我写了一个非常简单的单元测试,但由于data.table中的键不同,它一直失败:
out
是我的函数的实际结果,expectedOut
是我定义的东西:
extectedOut <- data.table(
ID = c("ID-1", "ID-2"),
Name = c("product-1", "product-2"),
type = c("N-1", "N-2")
)
我已经使用test_that
运行单元测试,它失败了,错误信息:
数据集有不同的键。"目标":ID。'current'没有键。
它们看起来是一样的,但是从结构上看,它们确实有一个键。
> str(out)
Classes ‘data.table’ and 'data.frame': 2 obs. of 3 variables:
$ ID: chr "ID-1" "ID-2"
$ Name: chr "name-1" "name-2"
$ type : chr "N-1" "N-2"
- attr(*, "sorted")= chr "ID"
- attr(*, ".internal.selfref")=<externalptr>
> str(extectedOut)
Classes ‘data.table’ and 'data.frame': 2 obs. of 3 variables:
$ ID: chr "ID-1" "ID-2"
$ Name: chr "product-1" "product-2"
$ type : chr "N-1" "N-2"
- attr(*, ".internal.selfref")=<externalptr>
如何避免这个错误的发生?
一个选项是在应用expect_equal
library(data.table)
setkey(out, NULL)
expect_equal
是基于all.equal
,所以我们也可以使用check.attributes
作为FALSE
> out <- copy(extectedOut)
>setkey(out, "ID")
> expect_equal(extectedOut, out)
Error: `extectedOut` not equal to `out`.
Datasets have different keys. 'target': has no key. 'current': [ID].

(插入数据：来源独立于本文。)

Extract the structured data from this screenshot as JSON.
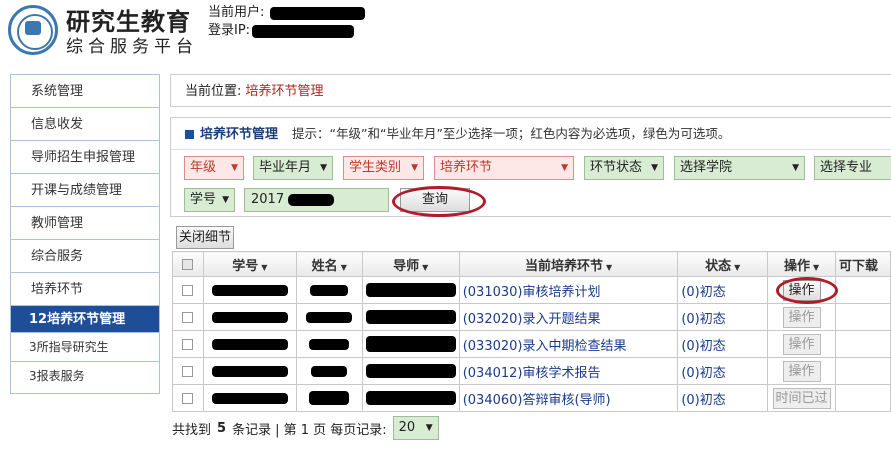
{
  "header": {
    "title": "研究生教育",
    "subtitle": "综合服务平台",
    "user_label": "当前用户:",
    "ip_label": "登录IP:"
  },
  "sidebar": {
    "items": [
      {
        "label": "系统管理"
      },
      {
        "label": "信息收发"
      },
      {
        "label": "导师招生申报管理"
      },
      {
        "label": "开课与成绩管理"
      },
      {
        "label": "教师管理"
      },
      {
        "label": "综合服务"
      },
      {
        "label": "培养环节"
      },
      {
        "label": "12培养环节管理"
      },
      {
        "label": "3所指导研究生"
      },
      {
        "label": "3报表服务"
      }
    ]
  },
  "breadcrumb": {
    "prefix": "当前位置:",
    "current": "培养环节管理"
  },
  "panel": {
    "title": "培养环节管理",
    "hint": "提示：“年级”和“毕业年月”至少选择一项；红色内容为必选项，绿色为可选项。"
  },
  "filters": {
    "grade": "年级",
    "grad_month": "毕业年月",
    "student_type": "学生类别",
    "stage": "培养环节",
    "stage_status": "环节状态",
    "college": "选择学院",
    "major": "选择专业",
    "id_type": "学号",
    "id_value": "2017",
    "query_label": "查询"
  },
  "close_detail_label": "关闭细节",
  "table": {
    "headers": {
      "id": "学号",
      "name": "姓名",
      "advisor": "导师",
      "stage": "当前培养环节",
      "status": "状态",
      "op": "操作",
      "download": "可下载"
    },
    "rows": [
      {
        "stage": "(031030)审核培养计划",
        "status": "(0)初态",
        "op": "操作"
      },
      {
        "stage": "(032020)录入开题结果",
        "status": "(0)初态",
        "op": "操作"
      },
      {
        "stage": "(033020)录入中期检查结果",
        "status": "(0)初态",
        "op": "操作"
      },
      {
        "stage": "(034012)审核学术报告",
        "status": "(0)初态",
        "op": "操作"
      },
      {
        "stage": "(034060)答辩审核(导师)",
        "status": "(0)初态",
        "op": "时间已过"
      }
    ]
  },
  "footer": {
    "found_prefix": "共找到",
    "count": "5",
    "found_suffix": "条记录",
    "page_info": "| 第 1 页 每页记录:",
    "page_size": "20"
  },
  "colors": {
    "primary_blue": "#1f4e99",
    "required_red": "#c0392b",
    "optional_green": "#d8ecd3",
    "annotation_ellipse": "#b21b2a"
  }
}
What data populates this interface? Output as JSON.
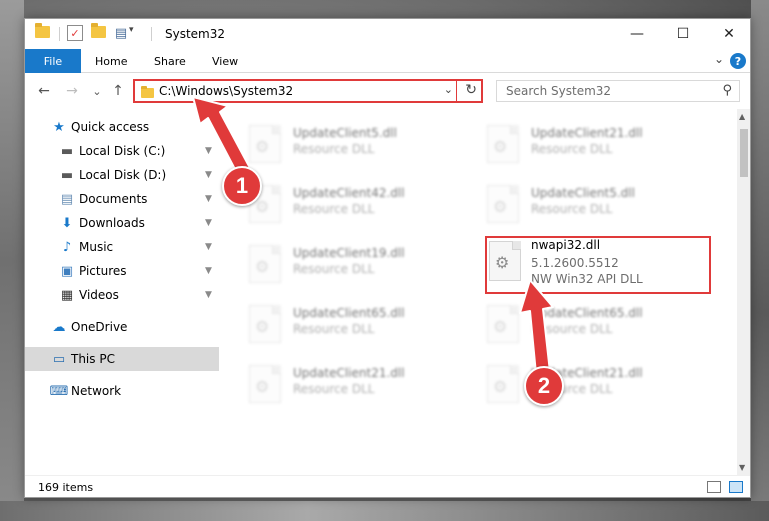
{
  "window": {
    "title": "System32",
    "qat_dropdown": "▾",
    "controls": {
      "minimize": "—",
      "maximize": "☐",
      "close": "✕"
    }
  },
  "ribbon": {
    "file": "File",
    "tabs": [
      "Home",
      "Share",
      "View"
    ],
    "help": "?",
    "collapse": "⌄"
  },
  "nav": {
    "back": "←",
    "forward": "→",
    "recent": "⌄",
    "up": "↑",
    "address": "C:\\Windows\\System32",
    "address_dropdown": "⌄",
    "refresh": "↻",
    "search_placeholder": "Search System32",
    "search_icon": "⚲"
  },
  "sidebar": {
    "items": [
      {
        "label": "Quick access",
        "icon": "star-icon",
        "glyph": "★",
        "color": "#1979ca",
        "pinned": false
      },
      {
        "label": "Local Disk (C:)",
        "icon": "drive-icon",
        "glyph": "▬",
        "color": "#5a5a5a",
        "pinned": true
      },
      {
        "label": "Local Disk (D:)",
        "icon": "drive-icon",
        "glyph": "▬",
        "color": "#5a5a5a",
        "pinned": true
      },
      {
        "label": "Documents",
        "icon": "documents-icon",
        "glyph": "▤",
        "color": "#6a8fb5",
        "pinned": true
      },
      {
        "label": "Downloads",
        "icon": "downloads-icon",
        "glyph": "⬇",
        "color": "#1979ca",
        "pinned": true
      },
      {
        "label": "Music",
        "icon": "music-icon",
        "glyph": "♪",
        "color": "#1979ca",
        "pinned": true
      },
      {
        "label": "Pictures",
        "icon": "pictures-icon",
        "glyph": "▣",
        "color": "#3f7fbf",
        "pinned": true
      },
      {
        "label": "Videos",
        "icon": "videos-icon",
        "glyph": "▦",
        "color": "#333333",
        "pinned": true
      },
      {
        "label": "OneDrive",
        "icon": "onedrive-icon",
        "glyph": "☁",
        "color": "#1979ca",
        "pinned": false
      },
      {
        "label": "This PC",
        "icon": "computer-icon",
        "glyph": "▭",
        "color": "#2a6fb0",
        "pinned": false
      },
      {
        "label": "Network",
        "icon": "network-icon",
        "glyph": "⌨",
        "color": "#2a6fb0",
        "pinned": false
      }
    ],
    "pin_glyph": "📌"
  },
  "files": [
    {
      "name": "UpdateClient5.dll",
      "type": "Resource DLL"
    },
    {
      "name": "UpdateClient21.dll",
      "type": "Resource DLL"
    },
    {
      "name": "UpdateClient42.dll",
      "type": "Resource DLL"
    },
    {
      "name": "UpdateClient5.dll",
      "type": "Resource DLL"
    },
    {
      "name": "UpdateClient19.dll",
      "type": "Resource DLL"
    },
    {
      "name": "UpdateClient65.dll",
      "type": "Resource DLL"
    },
    {
      "name": "UpdateClient65.dll",
      "type": "Resource DLL"
    },
    {
      "name": "UpdateClient21.dll",
      "type": "Resource DLL"
    },
    {
      "name": "UpdateClient21.dll",
      "type": "Resource DLL"
    }
  ],
  "highlighted_file": {
    "name": "nwapi32.dll",
    "version": "5.1.2600.5512",
    "description": "NW Win32 API DLL"
  },
  "status": {
    "item_count": "169 items"
  },
  "annotations": {
    "step1": "1",
    "step2": "2",
    "color": "#e03a3a"
  }
}
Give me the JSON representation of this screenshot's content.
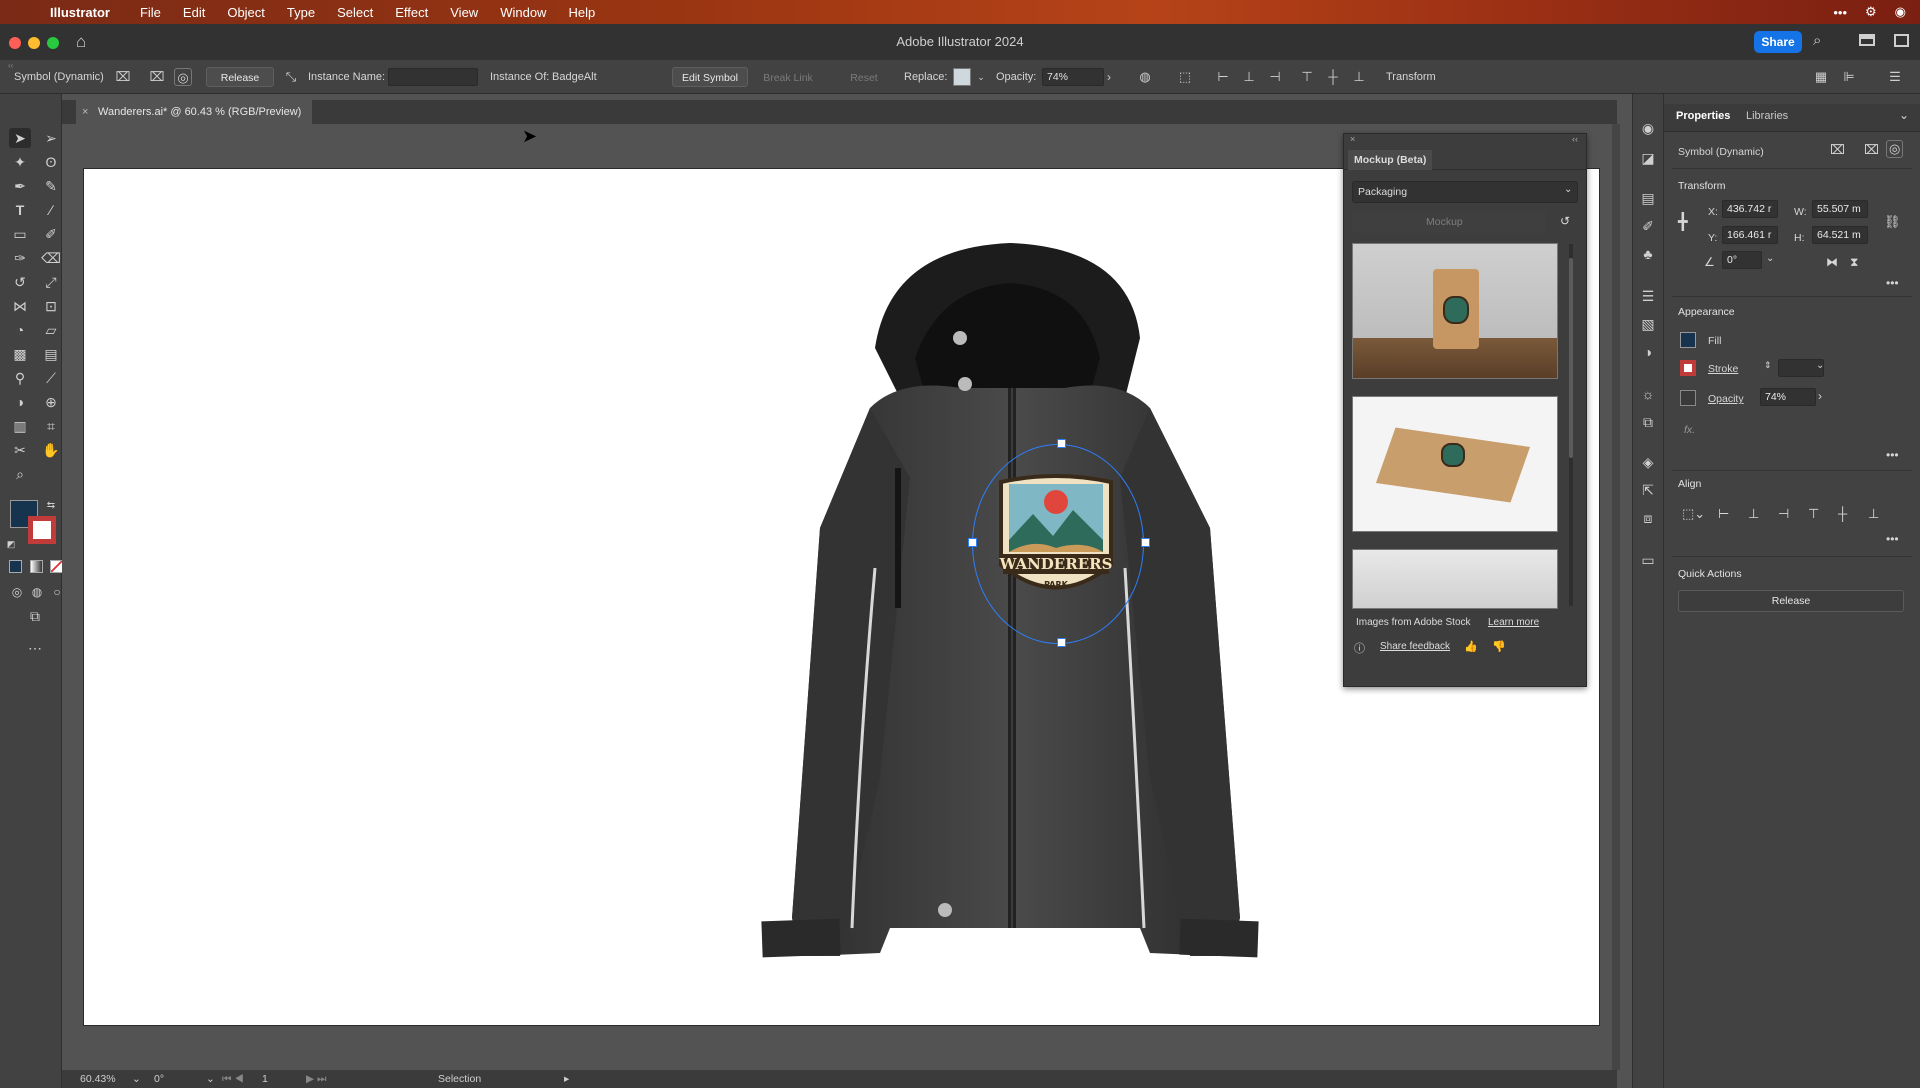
{
  "menubar": {
    "app_name": "Illustrator",
    "items": [
      "File",
      "Edit",
      "Object",
      "Type",
      "Select",
      "Effect",
      "View",
      "Window",
      "Help"
    ]
  },
  "window": {
    "title": "Adobe Illustrator 2024",
    "share_label": "Share"
  },
  "control_bar": {
    "selection_type": "Symbol (Dynamic)",
    "release_label": "Release",
    "instance_name_label": "Instance Name:",
    "instance_name_value": "",
    "instance_of_label": "Instance Of:",
    "instance_of_value": "BadgeAlt",
    "edit_symbol_label": "Edit Symbol",
    "break_link_label": "Break Link",
    "reset_label": "Reset",
    "replace_label": "Replace:",
    "opacity_label": "Opacity:",
    "opacity_value": "74%",
    "transform_label": "Transform"
  },
  "document": {
    "tab_label": "Wanderers.ai* @ 60.43 % (RGB/Preview)",
    "badge_text": "WANDERERS",
    "badge_subtext": "PARK"
  },
  "status_bar": {
    "zoom": "60.43%",
    "rotation": "0°",
    "artboard": "1",
    "tool": "Selection"
  },
  "mockup_panel": {
    "title": "Mockup (Beta)",
    "category": "Packaging",
    "mockup_label": "Mockup",
    "stock_note": "Images from Adobe Stock",
    "learn_more": "Learn more",
    "share_feedback": "Share feedback"
  },
  "properties": {
    "tabs": [
      "Properties",
      "Libraries"
    ],
    "selection_type": "Symbol (Dynamic)",
    "transform_title": "Transform",
    "x_label": "X:",
    "x_value": "436.742 r",
    "y_label": "Y:",
    "y_value": "166.461 r",
    "w_label": "W:",
    "w_value": "55.507 m",
    "h_label": "H:",
    "h_value": "64.521 m",
    "rotation_value": "0°",
    "appearance_title": "Appearance",
    "fill_label": "Fill",
    "stroke_label": "Stroke",
    "opacity_label": "Opacity",
    "opacity_value": "74%",
    "fx_label": "fx.",
    "align_title": "Align",
    "quick_actions_title": "Quick Actions",
    "release_label": "Release"
  },
  "colors": {
    "accent": "#1473e6",
    "fill_swatch": "#17344e",
    "selection": "#2d7ff9"
  }
}
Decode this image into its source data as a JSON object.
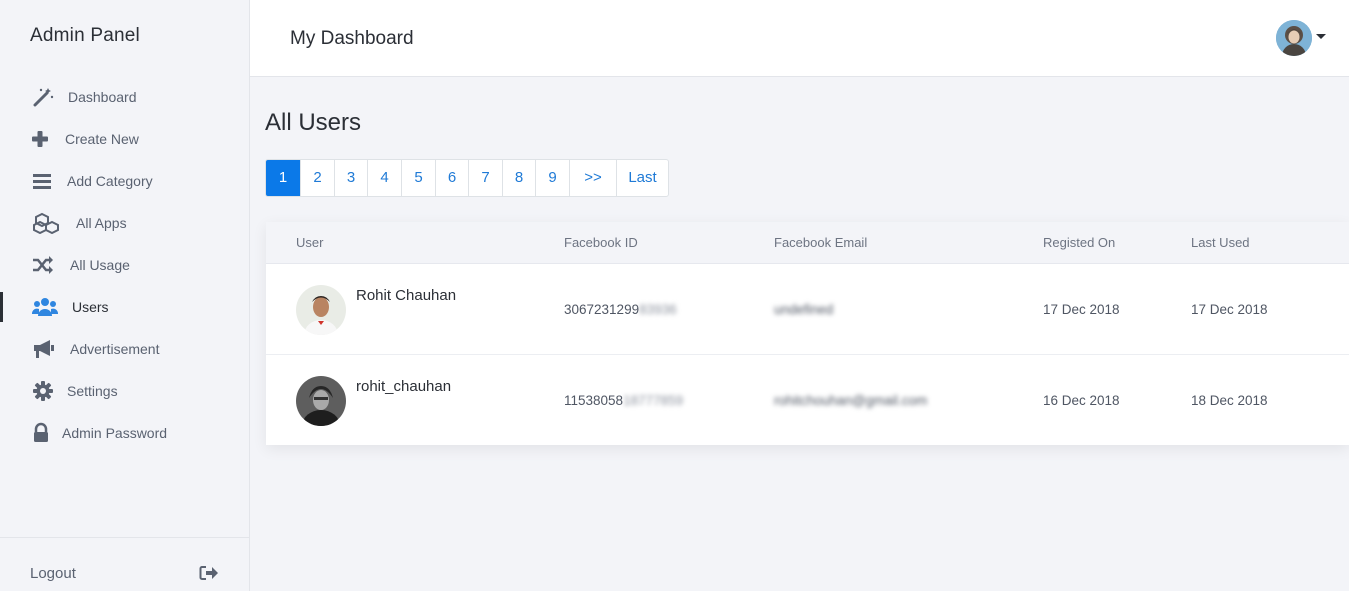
{
  "sidebar": {
    "brand": "Admin Panel",
    "items": [
      {
        "label": "Dashboard",
        "icon": "magic-wand-icon"
      },
      {
        "label": "Create New",
        "icon": "plus-icon"
      },
      {
        "label": "Add Category",
        "icon": "bars-icon"
      },
      {
        "label": "All Apps",
        "icon": "cubes-icon"
      },
      {
        "label": "All Usage",
        "icon": "random-icon"
      },
      {
        "label": "Users",
        "icon": "users-icon",
        "active": true
      },
      {
        "label": "Advertisement",
        "icon": "bullhorn-icon"
      },
      {
        "label": "Settings",
        "icon": "gear-icon"
      },
      {
        "label": "Admin Password",
        "icon": "lock-icon"
      }
    ],
    "logout": "Logout"
  },
  "header": {
    "title": "My Dashboard"
  },
  "main": {
    "title": "All Users",
    "pagination": [
      "1",
      "2",
      "3",
      "4",
      "5",
      "6",
      "7",
      "8",
      "9",
      ">>",
      "Last"
    ],
    "active_page": "1",
    "table": {
      "columns": [
        "User",
        "Facebook ID",
        "Facebook Email",
        "Registed On",
        "Last Used"
      ],
      "rows": [
        {
          "user": "Rohit Chauhan",
          "fb_id": "3067231299",
          "fb_id_hidden": "83936",
          "email_hidden": "undefined",
          "registered": "17 Dec 2018",
          "last_used": "17 Dec 2018"
        },
        {
          "user": "rohit_chauhan",
          "fb_id": "11538058",
          "fb_id_hidden": "18777859",
          "email_hidden": "rohitchouhan@gmail.com",
          "registered": "16 Dec 2018",
          "last_used": "18 Dec 2018"
        }
      ]
    }
  },
  "colors": {
    "accent": "#0b79e8",
    "link": "#1f7ad6",
    "users_icon": "#2f86e0",
    "icon": "#5a6271"
  }
}
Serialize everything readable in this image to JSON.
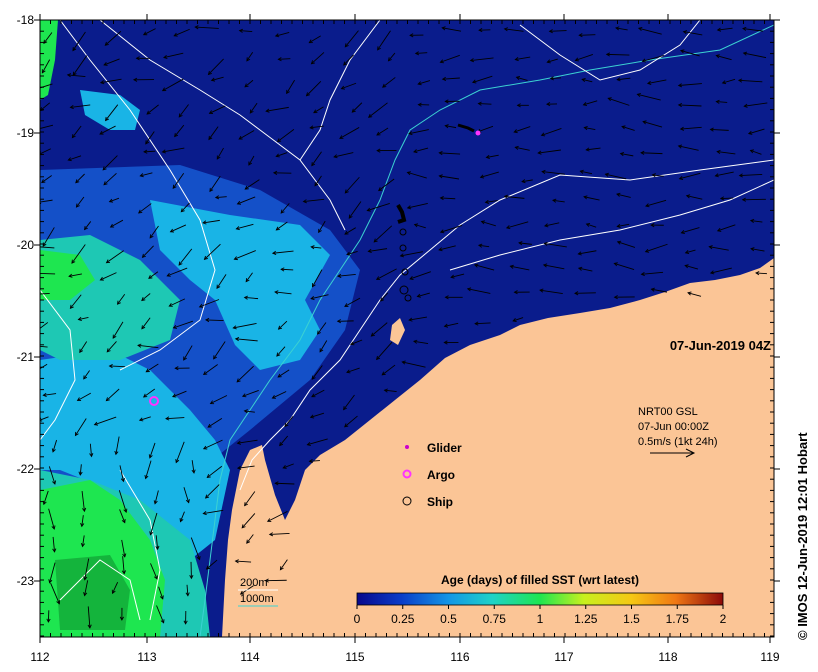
{
  "map": {
    "date_label": "07-Jun-2019 04Z",
    "credit": "© IMOS 12-Jun-2019 12:01 Hobart",
    "lon_ticks": [
      "112",
      "113",
      "114",
      "115",
      "116",
      "117",
      "118",
      "119"
    ],
    "lat_ticks": [
      "-18",
      "-19",
      "-20",
      "-21",
      "-22",
      "-23"
    ],
    "lon_range": [
      112,
      119
    ],
    "lat_range": [
      -23.5,
      -18
    ]
  },
  "current_info": {
    "line1": "NRT00 GSL",
    "line2": "07-Jun 00:00Z",
    "line3": "0.5m/s (1kt 24h)"
  },
  "platform_legend": {
    "glider": "Glider",
    "argo": "Argo",
    "ship": "Ship"
  },
  "contour_legend": {
    "c200": "200m",
    "c1000": "1000m"
  },
  "colorbar": {
    "title": "Age (days) of filled SST (wrt latest)",
    "ticks": [
      "0",
      "0.25",
      "0.5",
      "0.75",
      "1",
      "1.25",
      "1.5",
      "1.75",
      "2"
    ],
    "range": [
      0,
      2
    ]
  },
  "colors": {
    "land": "#fbc596",
    "deep_blue": "#0a1c8c",
    "mid_blue": "#1450c8",
    "light_blue": "#19b4e6",
    "teal": "#1ec8b4",
    "green": "#1ee650",
    "isobath_200": "#ffffff",
    "isobath_1000": "#3cd2d2",
    "argo": "#ff33ff",
    "glider": "#cc00cc"
  }
}
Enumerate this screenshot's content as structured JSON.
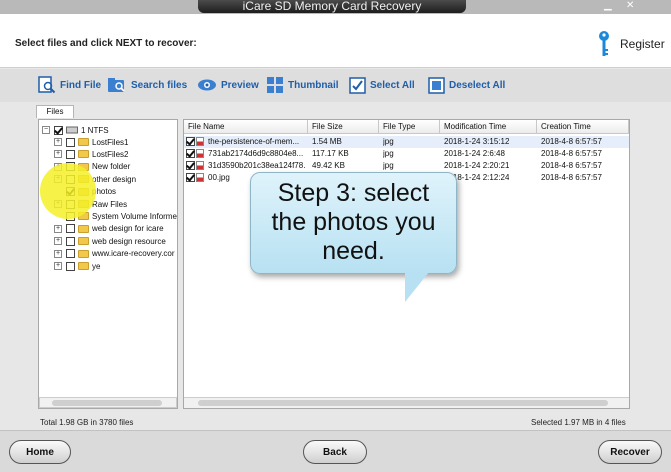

> expect_equal(extectedOut, out, check.attributes = FALSE)
您可以使用expect_equivalent
:
library(data.table)
Out <- data.table(
ID = c("ID-1", "ID-2"),
Name = c("product-1", "product-2"),
type = c("N-1", "N-2")
)
expectedOut <- data.table(
ID = c("ID-1", "ID-2"),
Name = c("product-1", "product-2"),
type = c("N-1", "N-2")
)
setkey(Out,ID)
testthat::expect_equivalent(Out,expectedOut)
testthat::expect_equal(Out,expectedOut)
#> Error: `expectedOut` not equal to `Out`.
#> Datasets has different keys. 'target': ID. 'current' has no key.